Tuesday, August 2, 2011

the story of my american farm


this is not just my story its an american story, the blight of the 20th century american farm. with the passing of my aunt, i come to look at the fabric of my family cloth deteriorate. the quilt which at one time finely crafted and cared for seems to be loosing the stitching pulling away at the seams. what once held american families together on the farm, hard work, crops, livestock, profits has begun to see the fall. it started long before now.

once a profitable living, our family dariy farm started to see it's decline in the eighties. its hard not to have hard feelings for the government that most likely pressured my grandfather into using fertilizers and pesticides. its hard not to dislike the seed companies that promised a great harvest and boosting milk production. its hard to put a finger on what exactly i am sad about. but one thing remains a fact. the farm will be sold, my memories will become even more distorted with time.

our family once so closely knit and proud in our heritage deteriorated like i never would have forseen. my own absence, mostly out of need, happens to a lot of rural kids. i moved to the city to get an education, and ended up remaining there to start my family. now displaced i no longer am near my childhood farm, nor do i have the family to help raise my children as farm families once did.

the best i can paint the picture is of a bustling farm in the summertime complete with flower beds abundant with flowers, one of my grandmother's pass times.( maybe this is why my cousin now owns a flower shop with her husband.) the farm alive with activity in the dusty clouds kicked up by the unstoppable tractors, hauling endless wagons loaded with sweet smelling hay, or baked golden straw. the cool of the barn during the heat of midday, the oven like tempatures if you wandered up to the hay loft. the rolling hills of the pastures i used to run. in winter things were almost as wonderful, dare i say magical. the frigid tempatures remained outside once you were in the barn with all the cows that gave off their heat. we played in the vacant pens in forts my uncles created with bales of hay. we would return home to our mothers full of burrs in our hair. outside the snowdrifts became our castles, and our sleds our quick getaway.

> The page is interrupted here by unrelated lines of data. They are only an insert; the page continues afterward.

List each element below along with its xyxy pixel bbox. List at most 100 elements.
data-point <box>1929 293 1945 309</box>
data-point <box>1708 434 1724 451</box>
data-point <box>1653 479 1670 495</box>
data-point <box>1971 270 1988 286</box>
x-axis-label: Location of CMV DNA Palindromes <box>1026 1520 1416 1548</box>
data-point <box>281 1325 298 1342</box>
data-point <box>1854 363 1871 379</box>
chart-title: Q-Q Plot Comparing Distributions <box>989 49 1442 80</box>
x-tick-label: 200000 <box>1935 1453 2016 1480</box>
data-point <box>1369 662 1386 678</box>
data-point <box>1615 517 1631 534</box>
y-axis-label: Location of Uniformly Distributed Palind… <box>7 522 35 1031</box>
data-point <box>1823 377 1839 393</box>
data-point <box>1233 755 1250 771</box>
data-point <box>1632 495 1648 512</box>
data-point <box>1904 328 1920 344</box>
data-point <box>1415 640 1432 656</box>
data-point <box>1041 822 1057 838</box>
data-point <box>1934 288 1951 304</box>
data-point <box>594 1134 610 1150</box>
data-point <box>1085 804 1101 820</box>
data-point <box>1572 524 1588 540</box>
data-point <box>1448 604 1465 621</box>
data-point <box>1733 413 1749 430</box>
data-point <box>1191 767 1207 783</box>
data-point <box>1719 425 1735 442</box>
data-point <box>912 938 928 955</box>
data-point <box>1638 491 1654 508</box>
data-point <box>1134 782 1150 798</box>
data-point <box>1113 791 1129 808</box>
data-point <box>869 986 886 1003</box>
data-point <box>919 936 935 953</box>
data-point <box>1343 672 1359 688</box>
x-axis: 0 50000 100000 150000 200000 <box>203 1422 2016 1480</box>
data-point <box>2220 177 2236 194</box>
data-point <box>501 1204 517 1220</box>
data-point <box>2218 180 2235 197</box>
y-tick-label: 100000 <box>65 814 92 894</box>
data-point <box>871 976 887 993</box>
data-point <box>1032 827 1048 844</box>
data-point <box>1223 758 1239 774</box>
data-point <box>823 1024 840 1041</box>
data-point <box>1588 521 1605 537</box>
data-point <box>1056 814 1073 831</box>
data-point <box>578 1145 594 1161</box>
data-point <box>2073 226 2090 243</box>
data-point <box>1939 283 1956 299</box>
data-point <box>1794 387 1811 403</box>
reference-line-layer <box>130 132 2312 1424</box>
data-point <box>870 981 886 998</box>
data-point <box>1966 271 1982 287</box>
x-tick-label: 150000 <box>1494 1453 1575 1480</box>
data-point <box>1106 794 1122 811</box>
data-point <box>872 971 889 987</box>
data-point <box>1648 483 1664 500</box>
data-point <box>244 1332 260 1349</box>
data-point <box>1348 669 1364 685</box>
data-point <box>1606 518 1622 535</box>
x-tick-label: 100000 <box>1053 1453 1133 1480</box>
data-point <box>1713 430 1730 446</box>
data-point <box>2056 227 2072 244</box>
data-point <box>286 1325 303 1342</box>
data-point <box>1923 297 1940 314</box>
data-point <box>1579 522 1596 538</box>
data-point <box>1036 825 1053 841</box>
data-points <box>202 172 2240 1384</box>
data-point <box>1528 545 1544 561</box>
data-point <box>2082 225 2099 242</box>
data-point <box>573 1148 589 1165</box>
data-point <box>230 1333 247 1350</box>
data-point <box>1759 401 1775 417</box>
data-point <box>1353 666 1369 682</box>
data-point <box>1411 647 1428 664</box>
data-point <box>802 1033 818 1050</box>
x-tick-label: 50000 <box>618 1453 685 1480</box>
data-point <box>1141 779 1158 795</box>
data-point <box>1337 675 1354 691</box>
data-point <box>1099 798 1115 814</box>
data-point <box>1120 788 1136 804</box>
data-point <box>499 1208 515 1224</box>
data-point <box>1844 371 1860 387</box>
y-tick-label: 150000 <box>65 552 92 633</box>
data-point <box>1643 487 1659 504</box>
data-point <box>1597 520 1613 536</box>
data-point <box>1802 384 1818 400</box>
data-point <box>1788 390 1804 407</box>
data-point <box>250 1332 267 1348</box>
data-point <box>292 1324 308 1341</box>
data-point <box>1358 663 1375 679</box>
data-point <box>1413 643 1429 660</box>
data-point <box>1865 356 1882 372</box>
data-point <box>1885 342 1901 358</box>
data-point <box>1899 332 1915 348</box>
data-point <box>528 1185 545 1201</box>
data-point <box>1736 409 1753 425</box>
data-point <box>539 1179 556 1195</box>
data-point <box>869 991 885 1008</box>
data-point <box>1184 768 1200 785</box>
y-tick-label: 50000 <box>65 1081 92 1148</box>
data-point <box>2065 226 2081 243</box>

all in the shadow of the hard work of my uncles and grandfather and the support or their wives. my aunt was probably the biggest, hardest, female contributor to the farm. she loved my uncle and his family, and she believed in what he did. in her death it is time to accept this legacy's close. the cows were sold a little less than ten years ago, and sent to puerto rico. they tried their hand in beef, renting out the land, renting the farmhouse. my husband even entertained the thought of trying to take the farm on, but the task is to daunting the land too tanted for the likes of our organic mindset.

gone are the days of huge family gatherings under the roof of my grandparents farmhouse or under the canopy of trees in their front yard (which took me three hours to mow on a riding mower). i worry that i am not passing wonderful cherished heritage on to my children. what i can pass on is community, the arts, my love and ability for the craft of weaving, visiting the farm as much as i can with them, teaching them as much as i can about nature life in general. i just wish my backdrop was like the rolling hills of green, and not the concrete that lies outside my doorstep, maybe that is why i plant the unruly gardens i do.